Old Town Pizza is a pizzeria established in 1974 and located in the historic Merchant Hotel building in the Old Town Chinatown neighborhood of central Portland, Oregon in the United States. The company has a satellite location at Vanport Square in Northeast Portland that includes a brewery branded as Old Town Brewing Co. Two days before its March 2012 opening, a fire forced the restaurant to undergo reconstruction for six weeks.

==Description and history==
Old Town Pizza was established in 1974 in the Merchant Hotel building in the Old Town Chinatown neighborhood of northwest Portland, Oregon. The restaurant's menu includes pizzas, paninis, pastas and salads.

===Satellite restaurant and Old Town Brewing Co.===
Old Town Pizza's satellite restaurant is located at 5201 Northeast Martin Luther King Jr. Boulevard at Vanport Square in Northeast Portland. Historically, the location was a hub for the automotive industry. The restaurant serves the same menu as the original location and features a similar "rustic-feeling atmosphere", plus a full bar.
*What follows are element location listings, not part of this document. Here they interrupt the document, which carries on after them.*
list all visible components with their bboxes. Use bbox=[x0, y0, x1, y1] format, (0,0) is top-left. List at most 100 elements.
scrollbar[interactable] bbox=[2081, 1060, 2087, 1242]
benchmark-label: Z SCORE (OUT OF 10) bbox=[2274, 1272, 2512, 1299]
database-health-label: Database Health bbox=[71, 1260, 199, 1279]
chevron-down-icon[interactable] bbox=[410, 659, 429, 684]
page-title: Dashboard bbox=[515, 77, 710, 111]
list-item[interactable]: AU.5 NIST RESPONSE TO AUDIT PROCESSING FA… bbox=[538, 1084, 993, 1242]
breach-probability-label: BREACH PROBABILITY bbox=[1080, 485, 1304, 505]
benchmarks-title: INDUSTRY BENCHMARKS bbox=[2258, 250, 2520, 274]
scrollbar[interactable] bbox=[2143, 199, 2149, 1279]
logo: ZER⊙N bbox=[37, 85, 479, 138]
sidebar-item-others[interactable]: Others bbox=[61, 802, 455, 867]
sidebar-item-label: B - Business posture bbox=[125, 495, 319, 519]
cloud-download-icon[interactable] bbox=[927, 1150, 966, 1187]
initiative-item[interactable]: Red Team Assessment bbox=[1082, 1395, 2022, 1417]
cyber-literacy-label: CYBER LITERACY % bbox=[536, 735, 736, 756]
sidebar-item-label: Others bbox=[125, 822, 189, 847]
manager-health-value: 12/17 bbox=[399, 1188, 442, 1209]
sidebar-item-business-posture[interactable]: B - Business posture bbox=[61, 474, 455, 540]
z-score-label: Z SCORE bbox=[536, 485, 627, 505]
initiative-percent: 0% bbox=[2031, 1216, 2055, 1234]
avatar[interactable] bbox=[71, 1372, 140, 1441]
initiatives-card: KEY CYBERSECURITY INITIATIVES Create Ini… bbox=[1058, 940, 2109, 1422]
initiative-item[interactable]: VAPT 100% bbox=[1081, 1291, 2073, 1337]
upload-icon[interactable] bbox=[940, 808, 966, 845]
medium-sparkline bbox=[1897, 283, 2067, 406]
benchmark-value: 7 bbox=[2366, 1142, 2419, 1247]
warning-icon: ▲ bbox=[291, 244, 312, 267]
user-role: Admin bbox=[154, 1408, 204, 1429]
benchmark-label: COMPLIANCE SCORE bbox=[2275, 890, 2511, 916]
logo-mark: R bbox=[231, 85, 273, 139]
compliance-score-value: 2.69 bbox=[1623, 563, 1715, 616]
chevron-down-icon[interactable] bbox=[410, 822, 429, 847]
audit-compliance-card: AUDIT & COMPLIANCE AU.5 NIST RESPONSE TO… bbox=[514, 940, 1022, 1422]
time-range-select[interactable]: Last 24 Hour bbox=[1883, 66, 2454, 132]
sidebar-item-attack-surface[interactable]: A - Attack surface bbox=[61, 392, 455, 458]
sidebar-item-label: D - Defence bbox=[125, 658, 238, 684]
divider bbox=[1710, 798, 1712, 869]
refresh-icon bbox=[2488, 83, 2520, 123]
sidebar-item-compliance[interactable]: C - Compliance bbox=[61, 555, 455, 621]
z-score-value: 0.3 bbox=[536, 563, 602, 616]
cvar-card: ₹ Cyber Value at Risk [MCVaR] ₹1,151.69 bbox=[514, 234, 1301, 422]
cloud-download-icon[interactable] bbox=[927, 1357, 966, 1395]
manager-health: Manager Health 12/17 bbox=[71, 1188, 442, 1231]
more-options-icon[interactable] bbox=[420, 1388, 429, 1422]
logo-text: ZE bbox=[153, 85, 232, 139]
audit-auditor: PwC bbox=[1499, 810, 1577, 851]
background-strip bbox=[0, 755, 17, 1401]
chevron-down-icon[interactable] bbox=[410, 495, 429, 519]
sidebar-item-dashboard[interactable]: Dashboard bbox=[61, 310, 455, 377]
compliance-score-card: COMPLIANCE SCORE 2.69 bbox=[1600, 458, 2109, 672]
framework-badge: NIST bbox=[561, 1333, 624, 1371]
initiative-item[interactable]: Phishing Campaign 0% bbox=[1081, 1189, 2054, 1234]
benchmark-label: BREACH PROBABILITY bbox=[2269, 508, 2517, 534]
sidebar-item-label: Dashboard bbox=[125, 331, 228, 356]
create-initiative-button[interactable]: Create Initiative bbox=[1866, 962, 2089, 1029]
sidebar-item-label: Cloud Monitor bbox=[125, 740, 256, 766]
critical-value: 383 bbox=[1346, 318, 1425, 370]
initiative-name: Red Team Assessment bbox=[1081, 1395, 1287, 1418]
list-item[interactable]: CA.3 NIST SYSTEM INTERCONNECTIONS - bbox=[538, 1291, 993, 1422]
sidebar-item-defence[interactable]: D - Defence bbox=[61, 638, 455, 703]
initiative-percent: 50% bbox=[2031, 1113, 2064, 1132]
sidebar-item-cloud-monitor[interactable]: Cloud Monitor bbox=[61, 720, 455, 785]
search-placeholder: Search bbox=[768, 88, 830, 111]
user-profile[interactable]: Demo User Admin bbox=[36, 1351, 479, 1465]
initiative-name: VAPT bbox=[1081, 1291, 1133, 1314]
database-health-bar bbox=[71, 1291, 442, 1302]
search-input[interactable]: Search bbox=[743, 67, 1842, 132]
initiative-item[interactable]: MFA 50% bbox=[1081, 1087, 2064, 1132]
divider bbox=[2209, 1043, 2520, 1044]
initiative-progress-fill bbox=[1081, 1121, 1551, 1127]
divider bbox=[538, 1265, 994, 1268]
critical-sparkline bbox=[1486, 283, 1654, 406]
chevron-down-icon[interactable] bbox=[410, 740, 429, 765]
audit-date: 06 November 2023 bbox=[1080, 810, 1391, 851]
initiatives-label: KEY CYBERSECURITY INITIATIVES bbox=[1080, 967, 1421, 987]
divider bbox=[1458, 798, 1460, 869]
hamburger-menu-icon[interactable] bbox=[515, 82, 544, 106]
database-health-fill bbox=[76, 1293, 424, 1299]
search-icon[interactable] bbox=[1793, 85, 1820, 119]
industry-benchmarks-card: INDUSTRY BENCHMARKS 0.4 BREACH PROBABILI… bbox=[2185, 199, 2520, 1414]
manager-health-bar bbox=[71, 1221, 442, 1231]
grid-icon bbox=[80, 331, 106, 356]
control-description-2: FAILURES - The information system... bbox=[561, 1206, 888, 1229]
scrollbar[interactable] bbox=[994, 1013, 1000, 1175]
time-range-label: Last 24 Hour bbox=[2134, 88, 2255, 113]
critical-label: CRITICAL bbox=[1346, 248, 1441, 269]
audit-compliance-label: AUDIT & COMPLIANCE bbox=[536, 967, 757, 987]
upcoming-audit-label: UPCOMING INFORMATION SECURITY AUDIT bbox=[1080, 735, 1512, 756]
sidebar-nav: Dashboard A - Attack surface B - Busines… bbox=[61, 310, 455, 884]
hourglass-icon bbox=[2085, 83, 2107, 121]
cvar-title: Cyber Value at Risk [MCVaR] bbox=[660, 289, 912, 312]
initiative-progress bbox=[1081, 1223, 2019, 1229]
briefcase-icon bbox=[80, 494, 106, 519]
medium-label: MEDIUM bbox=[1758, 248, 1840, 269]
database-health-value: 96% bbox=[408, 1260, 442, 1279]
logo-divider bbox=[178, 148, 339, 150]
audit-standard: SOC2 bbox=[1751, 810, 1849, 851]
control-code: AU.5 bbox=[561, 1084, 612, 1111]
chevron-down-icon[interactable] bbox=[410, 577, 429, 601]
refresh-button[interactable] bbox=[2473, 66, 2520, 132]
The Northeast Portland restaurant was set to launch its seven-barrel brewery, branded as Old Town Brewing Co., in mid-March 2012. However, two days before the opening, a fire believed to have been started by prolonged contact between a light bulb and lampshade resulted in more than $50,000 in damage. The restaurant was closed for reconstruction for more than six weeks, during which repairs costing over $300,000 were completed. Following an April 27 reopening, the restaurant began serving eight beers, including an American wheat, an India Pale Ale, an Irish red, a pale ale, a porter, S.T.E.A.M., a stout and a winter ale. S.T.E.A.M. was developed in collaboration with Rock Bottom Brewery during Old Town's six-week closure and was served by both companies.

==Reception==
Old Town Pizza has been featured on Rachael Ray's Tasty Travels, a series hosted by celebrity chef and television personality Rachael Ray, The Tonight Show and the Travel Channel. Portland Monthly recommended the original restaurant as a good place to start or end an evening. The magazine published about the restaurant: "There's something so McCabe & Mrs. Miller about eating in a warm, wooden room. And indeed, much of the allure of Old Town Pizza is the architecture." The Old Town Chinatown Community Association included the Northwest Portland restaurant in a self-guided tour of the neighborhood.